What was surprising, though, was the reaction that the Duchess of Cambridge’s pregnancy elicited across the world, including of course in England. Like their American counterparts, who managed to plunge into the celebratory cash-cow with rare gusto, stores across England sold prince and princess coffee and tea mugs with the royal crest and pubs advertised their ‘baby hours’ much before July 22. Then, there were the parties planned by yummy mummys to celebrate the birth of the royal baby, almost as if it was theirs.
For England to go berserk is quite understandable. Royalty has possessed it for aeons and I believe the royals are good both for a continuing sense of legacy as also for keeping alive traditions fast disappearing elsewhere. No wonder, one of the most popular plays I saw this season was The Audience, in which Helen Mirren played Queen Elizabeth II. Even David Cameron took time off to catch the last performance at the West End. (The play, as the name suggests, is about the weekly audience the Queen gives to the sitting prime minister of Great Britain.) As the day dawned, even the venerable BBC could not hide its excitement as they yanked all regular programming off the air just so that the cameras (and the commentary) could be focused on the news that would emanate from St Mary’s Hospital as soon as the Duchess of Cambridge had gone into labour.

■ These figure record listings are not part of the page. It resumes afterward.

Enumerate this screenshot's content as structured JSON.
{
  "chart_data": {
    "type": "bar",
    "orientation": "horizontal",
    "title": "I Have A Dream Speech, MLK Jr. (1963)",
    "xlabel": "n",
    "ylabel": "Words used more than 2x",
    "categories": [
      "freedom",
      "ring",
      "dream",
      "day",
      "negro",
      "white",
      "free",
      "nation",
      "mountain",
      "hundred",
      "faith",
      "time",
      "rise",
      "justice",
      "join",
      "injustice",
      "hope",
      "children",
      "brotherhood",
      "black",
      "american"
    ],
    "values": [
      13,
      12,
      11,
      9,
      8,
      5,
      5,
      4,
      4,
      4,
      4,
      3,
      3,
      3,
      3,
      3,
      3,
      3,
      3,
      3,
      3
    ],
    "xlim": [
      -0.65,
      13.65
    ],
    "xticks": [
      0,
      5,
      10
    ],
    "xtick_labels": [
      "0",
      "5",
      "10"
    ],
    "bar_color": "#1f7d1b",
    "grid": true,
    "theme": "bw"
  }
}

What truly surprised me was the kind of coverage this news received across the world, especially in India. Only our PM was consistently silent. Given that most of our news is about corruption, crime and mishaps, here was something that was celebratory in nature. It took a royal baby about 6,000 miles away to help our TV anchors smile, even as our local prince conducted a media workshop on the same day here in New Delhi.
With all the gloom that surrounds us, aided in no small measure by our great rulers, it may not be out of line to suggest we should have a section of news in the media which celebrates births: even a baby channel may not be a bad idea! Instead of seeing a politician make an ass of himself on TV, at least we’d get to see smart baby antics. A big baby house would be far greater fun than watching Bigg Boss or some such drivel. Yes, the time for India to celebrate births has arrived. I am certain all the high-society types who also became parents on July 22 will forever remind us of the umbilical cord they share with the royal baby. Nor will they forget to throw theme parties for their growing brats in sets resembling Kensington Palace.

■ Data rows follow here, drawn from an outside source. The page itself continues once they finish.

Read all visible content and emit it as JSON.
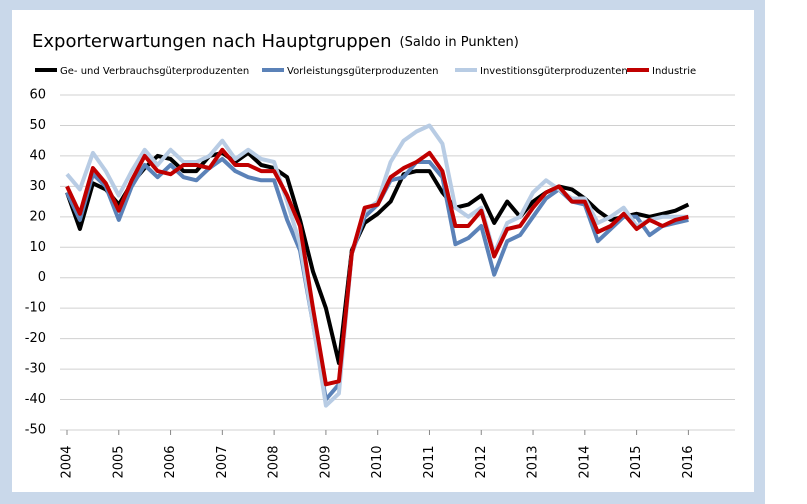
{
  "chart_data": {
    "type": "line",
    "title": "Exporterwartungen nach Hauptgruppen",
    "subtitle": "(Saldo in Punkten)",
    "x": [
      2004,
      2004.25,
      2004.5,
      2004.75,
      2005,
      2005.25,
      2005.5,
      2005.75,
      2006,
      2006.25,
      2006.5,
      2006.75,
      2007,
      2007.25,
      2007.5,
      2007.75,
      2008,
      2008.25,
      2008.5,
      2008.75,
      2009,
      2009.25,
      2009.5,
      2009.75,
      2010,
      2010.25,
      2010.5,
      2010.75,
      2011,
      2011.25,
      2011.5,
      2011.75,
      2012,
      2012.25,
      2012.5,
      2012.75,
      2013,
      2013.25,
      2013.5,
      2013.75,
      2014,
      2014.25,
      2014.5,
      2014.75,
      2015,
      2015.25,
      2015.5,
      2015.75,
      2016
    ],
    "series": [
      {
        "name": "Ge- und Verbrauchsgüterproduzenten",
        "color": "#000000",
        "values": [
          28,
          16,
          31,
          29,
          24,
          31,
          36,
          40,
          39,
          35,
          35,
          40,
          41,
          38,
          41,
          37,
          36,
          33,
          19,
          2,
          -10,
          -28,
          9,
          18,
          21,
          25,
          34,
          35,
          35,
          28,
          23,
          24,
          27,
          18,
          25,
          20,
          25,
          28,
          30,
          29,
          26,
          22,
          19,
          20,
          21,
          20,
          21,
          22,
          24
        ]
      },
      {
        "name": "Vorleistungsgüterproduzenten",
        "color": "#5b82b8",
        "values": [
          28,
          19,
          34,
          30,
          19,
          30,
          37,
          33,
          37,
          33,
          32,
          36,
          39,
          35,
          33,
          32,
          32,
          19,
          9,
          -15,
          -40,
          -35,
          8,
          20,
          24,
          32,
          33,
          38,
          38,
          33,
          11,
          13,
          17,
          1,
          12,
          14,
          20,
          26,
          29,
          25,
          24,
          12,
          16,
          20,
          20,
          14,
          17,
          18,
          19
        ]
      },
      {
        "name": "Investitionsgüterproduzenten",
        "color": "#b8cce4",
        "values": [
          34,
          29,
          41,
          35,
          27,
          35,
          42,
          37,
          42,
          38,
          38,
          40,
          45,
          39,
          42,
          39,
          38,
          25,
          11,
          -15,
          -42,
          -38,
          8,
          22,
          25,
          38,
          45,
          48,
          50,
          44,
          23,
          20,
          23,
          8,
          18,
          20,
          28,
          32,
          29,
          26,
          26,
          18,
          20,
          23,
          17,
          19,
          20,
          20,
          20
        ]
      },
      {
        "name": "Industrie",
        "color": "#c00000",
        "values": [
          30,
          21,
          36,
          31,
          22,
          32,
          40,
          35,
          34,
          37,
          37,
          36,
          42,
          37,
          37,
          35,
          35,
          27,
          17,
          -10,
          -35,
          -34,
          8,
          23,
          24,
          33,
          36,
          38,
          41,
          35,
          17,
          17,
          22,
          7,
          16,
          17,
          23,
          28,
          30,
          25,
          25,
          15,
          17,
          21,
          16,
          19,
          17,
          19,
          20
        ]
      }
    ],
    "xlim": [
      2003.865,
      2016.9
    ],
    "xticks": [
      2004,
      2005,
      2006,
      2007,
      2008,
      2009,
      2010,
      2011,
      2012,
      2013,
      2014,
      2015,
      2016
    ],
    "ylim": [
      -50,
      60
    ],
    "yticks": [
      -50,
      -40,
      -30,
      -20,
      -10,
      0,
      10,
      20,
      30,
      40,
      50,
      60
    ],
    "grid": true
  }
}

But when all the noise has died down and the BBC returns to its dismal weather bulletins and our TV channels return to showing MLAs slapping each other and politicians fighting over dance bar girls instead of development, all we will need to do, as a nation of 1.21 billion people, is to plead to Kate to plan yet another pregnancy. It may not be as momentous as July 22, but would it not be better than putting up with the cacophony over 2G and such like?
Till then let us wait for all the magazines, including this one, to give us a splash about the birth and how it all happened. Sadly, there has been no sting operation announced yet on either the supervising gynaecologist or the nurse present, so the excitement levels will be somewhat subdued. As a result, the dreaded return to uglier incidents and uglier people from freckled babies fresh in a royal-crested pram will be less painful.